Liberty Tax board agrees to settle lawsuit over sex scandal
Liberty Tax Inc. directors agreed to beef-up the company’s sexual-harassment policies to settle a lawsuit alleging founder John Hewitt routinely had sex in his office and showed favoritism to female employees with whom he’d had romantic relationships.
The tax preparer’s board changed its corporate-governance policies to make it a firing offense to violate the new harassment policies, which include a provision to claw back bonuses from offenders, according to a filing Friday in a Delaware state court.
Hewitt, who founded Liberty Tax in 1997, stepped down as chairman in July and agreed to sell his controlling stake after the sex scandal made headlines.

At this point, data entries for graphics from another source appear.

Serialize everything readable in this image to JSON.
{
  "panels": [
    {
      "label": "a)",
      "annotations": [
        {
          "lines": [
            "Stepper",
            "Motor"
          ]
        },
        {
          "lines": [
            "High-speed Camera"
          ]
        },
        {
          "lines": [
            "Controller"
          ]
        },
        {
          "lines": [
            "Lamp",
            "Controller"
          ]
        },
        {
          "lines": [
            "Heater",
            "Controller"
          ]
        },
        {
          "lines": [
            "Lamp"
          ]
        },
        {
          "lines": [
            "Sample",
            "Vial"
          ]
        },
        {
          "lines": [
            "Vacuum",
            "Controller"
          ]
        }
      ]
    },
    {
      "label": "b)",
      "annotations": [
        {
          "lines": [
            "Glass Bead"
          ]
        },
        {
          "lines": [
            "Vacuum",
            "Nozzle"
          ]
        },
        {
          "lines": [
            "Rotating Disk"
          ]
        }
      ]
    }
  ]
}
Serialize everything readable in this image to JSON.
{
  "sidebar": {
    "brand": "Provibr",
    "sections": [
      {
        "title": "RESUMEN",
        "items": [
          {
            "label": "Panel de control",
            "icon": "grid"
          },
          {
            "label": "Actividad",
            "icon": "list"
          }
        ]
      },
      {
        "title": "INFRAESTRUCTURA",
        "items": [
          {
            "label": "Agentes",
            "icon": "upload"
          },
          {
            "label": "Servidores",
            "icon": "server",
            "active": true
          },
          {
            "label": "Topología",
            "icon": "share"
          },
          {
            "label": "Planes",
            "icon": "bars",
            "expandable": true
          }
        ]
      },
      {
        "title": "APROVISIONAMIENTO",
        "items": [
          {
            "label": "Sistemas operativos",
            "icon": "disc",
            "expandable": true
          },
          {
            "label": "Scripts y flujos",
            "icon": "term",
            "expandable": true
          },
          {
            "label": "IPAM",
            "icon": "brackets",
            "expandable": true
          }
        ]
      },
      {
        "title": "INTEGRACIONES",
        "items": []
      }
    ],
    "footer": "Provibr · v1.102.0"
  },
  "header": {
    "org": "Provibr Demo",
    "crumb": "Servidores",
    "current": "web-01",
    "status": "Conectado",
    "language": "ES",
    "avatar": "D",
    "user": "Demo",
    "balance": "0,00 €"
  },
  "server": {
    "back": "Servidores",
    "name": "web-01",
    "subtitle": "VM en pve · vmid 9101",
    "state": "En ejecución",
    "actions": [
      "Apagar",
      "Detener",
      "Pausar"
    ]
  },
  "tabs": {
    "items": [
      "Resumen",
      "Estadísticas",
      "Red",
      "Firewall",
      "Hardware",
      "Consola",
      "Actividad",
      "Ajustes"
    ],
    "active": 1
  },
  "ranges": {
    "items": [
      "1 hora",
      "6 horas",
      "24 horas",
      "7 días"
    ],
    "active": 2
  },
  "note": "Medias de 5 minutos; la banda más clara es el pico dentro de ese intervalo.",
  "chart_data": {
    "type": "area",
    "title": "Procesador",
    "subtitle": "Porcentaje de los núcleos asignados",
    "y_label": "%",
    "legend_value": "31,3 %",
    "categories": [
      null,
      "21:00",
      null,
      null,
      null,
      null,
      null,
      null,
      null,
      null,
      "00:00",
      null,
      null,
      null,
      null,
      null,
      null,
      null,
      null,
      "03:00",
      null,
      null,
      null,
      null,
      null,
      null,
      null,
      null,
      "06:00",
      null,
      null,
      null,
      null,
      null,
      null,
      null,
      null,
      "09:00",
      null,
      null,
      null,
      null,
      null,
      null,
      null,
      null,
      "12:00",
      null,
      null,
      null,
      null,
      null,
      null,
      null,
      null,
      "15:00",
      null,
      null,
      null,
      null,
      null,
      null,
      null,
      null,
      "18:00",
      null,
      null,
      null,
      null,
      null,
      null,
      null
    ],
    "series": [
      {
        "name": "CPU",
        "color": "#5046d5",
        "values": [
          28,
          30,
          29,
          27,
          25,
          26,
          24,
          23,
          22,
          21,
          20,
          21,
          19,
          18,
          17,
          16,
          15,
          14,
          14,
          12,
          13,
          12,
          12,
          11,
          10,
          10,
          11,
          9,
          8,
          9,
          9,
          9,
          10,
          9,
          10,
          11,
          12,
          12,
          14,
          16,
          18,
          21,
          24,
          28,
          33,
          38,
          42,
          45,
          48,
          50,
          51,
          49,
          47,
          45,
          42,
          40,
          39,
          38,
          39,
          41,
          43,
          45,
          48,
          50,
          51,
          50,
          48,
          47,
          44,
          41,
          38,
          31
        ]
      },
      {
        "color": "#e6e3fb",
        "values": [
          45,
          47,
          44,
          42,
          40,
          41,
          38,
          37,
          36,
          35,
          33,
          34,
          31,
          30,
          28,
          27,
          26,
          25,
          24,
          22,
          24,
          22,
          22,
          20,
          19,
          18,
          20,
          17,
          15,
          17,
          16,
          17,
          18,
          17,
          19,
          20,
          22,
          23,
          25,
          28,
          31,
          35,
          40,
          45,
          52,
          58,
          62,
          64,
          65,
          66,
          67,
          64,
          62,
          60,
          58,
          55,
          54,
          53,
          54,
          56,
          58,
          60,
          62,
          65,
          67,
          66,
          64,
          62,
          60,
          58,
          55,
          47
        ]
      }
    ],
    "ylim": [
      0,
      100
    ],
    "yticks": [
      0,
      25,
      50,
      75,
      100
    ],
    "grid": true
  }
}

The day Hewitt announced his departure, the shares surged as much as 28 percent. He’s one of a number of high-profile corporate executives recently forced out over sexual-misconduct claims.
Hewitt’s initial refusal to sell his stake caused so much turmoil at the Virginia Beach, Virginia-based firm that Liberty delayed earnings releases in 2017 and 2018 and watched its auditor, KPMG LLP, resign over Hewitt’s continued involvement with the company. A pension fund that owned shares in the company sued to demand his ouster.
Brian Ashcraft, a company spokesman, didn’t return a call or an email Friday seeking comment on the settlement. David Dorey and Larry Wood, lawyers representing Hewitt, also didn’t return calls for comment.
Another provision of the settlement requires Liberty Tax’s board to approve “any contracts, agreements, or business relationships to be entered into between the company and John Hewitt,’’ according to the Delaware Chancery Court filing.
The filing also notes Hewitt and other defendants in the case aren’t admitting any wrongdoing in the settlement. They agreed to resolve the case to “eliminate the burden, expense, and uncertainties inherent in further litigation,’’ according to the filing.
A call to a Liberty ethics hotline touched off an internal investigation of Hewitt’s activities, according to court filings. Directors hired the New York-based law firm of Skadden Arps Slate Meagher & Flom to probe the CEO’s behavior. The law firm found Hewitt had romantic relationships with at least 10 female employees that created a hostile work environment.
Promotions at work or franchise deals often followed when someone became romantically involved with Hewitt, Anne Fuller, who once owned a South Carolina-based Liberty Tax franchise, said in court filings in that state. She denied being romantically involved with the company’s founder.
“There’s a handful — probably two handfuls — of women who have either become area developers or franchisees, or employees of” Liberty “because of nothing more than favors,’’ Fuller said in an October 2010 filing in a fraud lawsuit against the tax preparer. Those favors included a “physical relationship’’ with Hewitt, she added.
As part of the Delaware settlement, Liberty Tax will “conduct yearly training’’ on the company’s conduct code, “including the anti-harassment policy, for managers and full-time employees,’’ according to the filing.
Any Liberty Tax executive who violates the sexual-harassment policy faces termination and would face demands to return stock grants and bonuses, the filing says. The company also is separating the jobs of board chairman and CEO as part of the settlement.
The case is Asbestos Workers Philadelphia Pension Fund v. Hewitt, 2017-0883, Delaware Chancery Court (Wilmington).